Statistical analysis
Following the procedure previously described in König and Renner [38], data was analysed using multilevel linear modelling [51] in R 3.2.3 with the packages lme4 version 1.1–11 [52] and lmerTest 2.0–30 [53]. For all analyses, individual meals defined Level 1, which were nested within participants (Level 2). To analyse the relationships between perceived meal colour variety and intake of the seven food groups, perceived meal colour variety was entered as a Level 1 predictor and thus group-mean centred [54]. Differences in food consumption between baseline, intervention, and follow-up weeks were analysed as a function of time. Models were computed separately to evaluate the difference between baseline and intervention weeks and the difference between baseline and follow-up weeks.
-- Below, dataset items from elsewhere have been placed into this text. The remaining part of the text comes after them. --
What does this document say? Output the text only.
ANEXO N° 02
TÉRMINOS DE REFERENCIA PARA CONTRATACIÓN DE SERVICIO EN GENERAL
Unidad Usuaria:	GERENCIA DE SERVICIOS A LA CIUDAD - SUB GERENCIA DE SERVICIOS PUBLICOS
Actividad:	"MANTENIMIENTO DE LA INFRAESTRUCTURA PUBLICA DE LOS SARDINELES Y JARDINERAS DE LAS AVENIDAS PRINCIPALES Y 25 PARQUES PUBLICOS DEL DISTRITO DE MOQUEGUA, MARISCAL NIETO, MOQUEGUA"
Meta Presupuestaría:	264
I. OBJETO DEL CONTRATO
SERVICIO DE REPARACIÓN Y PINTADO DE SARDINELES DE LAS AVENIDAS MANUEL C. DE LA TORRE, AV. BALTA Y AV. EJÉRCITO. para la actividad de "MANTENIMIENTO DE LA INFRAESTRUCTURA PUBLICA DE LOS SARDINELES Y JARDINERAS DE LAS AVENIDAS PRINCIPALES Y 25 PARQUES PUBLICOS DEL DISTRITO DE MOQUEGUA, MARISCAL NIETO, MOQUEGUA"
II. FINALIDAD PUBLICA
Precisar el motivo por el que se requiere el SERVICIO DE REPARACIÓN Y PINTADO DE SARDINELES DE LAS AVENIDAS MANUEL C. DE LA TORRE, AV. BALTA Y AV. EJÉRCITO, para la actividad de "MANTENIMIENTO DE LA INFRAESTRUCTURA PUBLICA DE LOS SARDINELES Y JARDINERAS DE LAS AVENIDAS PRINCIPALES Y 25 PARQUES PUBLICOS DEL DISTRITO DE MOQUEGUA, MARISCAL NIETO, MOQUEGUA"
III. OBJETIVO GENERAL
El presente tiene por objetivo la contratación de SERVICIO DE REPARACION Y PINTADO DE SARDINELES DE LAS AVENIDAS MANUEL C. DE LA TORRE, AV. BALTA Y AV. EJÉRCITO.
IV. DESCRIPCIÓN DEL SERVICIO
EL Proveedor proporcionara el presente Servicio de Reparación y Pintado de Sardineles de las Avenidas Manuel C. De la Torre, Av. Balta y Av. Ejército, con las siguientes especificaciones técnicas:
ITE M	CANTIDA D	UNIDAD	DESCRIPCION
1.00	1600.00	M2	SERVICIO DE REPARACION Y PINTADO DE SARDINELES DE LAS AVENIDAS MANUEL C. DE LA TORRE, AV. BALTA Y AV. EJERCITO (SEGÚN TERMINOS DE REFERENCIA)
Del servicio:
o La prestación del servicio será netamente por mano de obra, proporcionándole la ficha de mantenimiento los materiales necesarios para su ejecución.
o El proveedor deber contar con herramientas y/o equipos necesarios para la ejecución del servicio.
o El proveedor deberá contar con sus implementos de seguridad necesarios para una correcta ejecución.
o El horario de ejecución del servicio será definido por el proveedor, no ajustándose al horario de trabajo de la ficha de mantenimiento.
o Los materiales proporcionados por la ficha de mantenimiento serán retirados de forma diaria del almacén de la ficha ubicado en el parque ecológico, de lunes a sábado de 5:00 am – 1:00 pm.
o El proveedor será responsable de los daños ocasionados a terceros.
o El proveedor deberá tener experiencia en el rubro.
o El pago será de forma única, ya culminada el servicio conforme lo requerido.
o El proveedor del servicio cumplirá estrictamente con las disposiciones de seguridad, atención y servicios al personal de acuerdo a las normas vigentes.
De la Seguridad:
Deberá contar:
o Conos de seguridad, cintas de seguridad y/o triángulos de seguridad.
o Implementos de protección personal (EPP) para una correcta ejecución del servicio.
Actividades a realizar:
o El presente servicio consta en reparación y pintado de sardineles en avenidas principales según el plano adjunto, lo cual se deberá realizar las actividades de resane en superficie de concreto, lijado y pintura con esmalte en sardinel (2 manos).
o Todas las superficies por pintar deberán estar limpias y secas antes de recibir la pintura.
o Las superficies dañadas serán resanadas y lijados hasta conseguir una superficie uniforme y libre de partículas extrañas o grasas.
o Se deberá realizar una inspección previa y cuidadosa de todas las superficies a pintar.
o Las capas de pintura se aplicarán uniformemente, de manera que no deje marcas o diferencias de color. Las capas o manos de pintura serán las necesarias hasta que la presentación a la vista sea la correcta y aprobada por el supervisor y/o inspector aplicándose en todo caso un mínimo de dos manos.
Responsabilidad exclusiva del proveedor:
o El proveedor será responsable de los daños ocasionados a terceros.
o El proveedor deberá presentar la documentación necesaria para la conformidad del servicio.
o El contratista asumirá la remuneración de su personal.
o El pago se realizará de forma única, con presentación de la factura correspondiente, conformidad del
Following the procedures suggested by Lischetzke et al. [55], time was dichotomized into (0) baseline and (1) intervention week, and (0) intervention and (1) follow-up week, respectively.
For all analyses, both random slopes and random intercept models were then computed and compared using a deviance test [51]. If the deviance test was significant, differences between participants in the strength and/ or direction of the relationship were assumed and the percentage of positive and negative slopes was computed [51]. For all multilevel models, quasi-R2 was calculated as an estimate for the effect size, comparing the preferred model to the intercept only model.
Choice strategies were compared using within-subjects ANOVAs with Bonferroni-corrected post-hoc comparisons.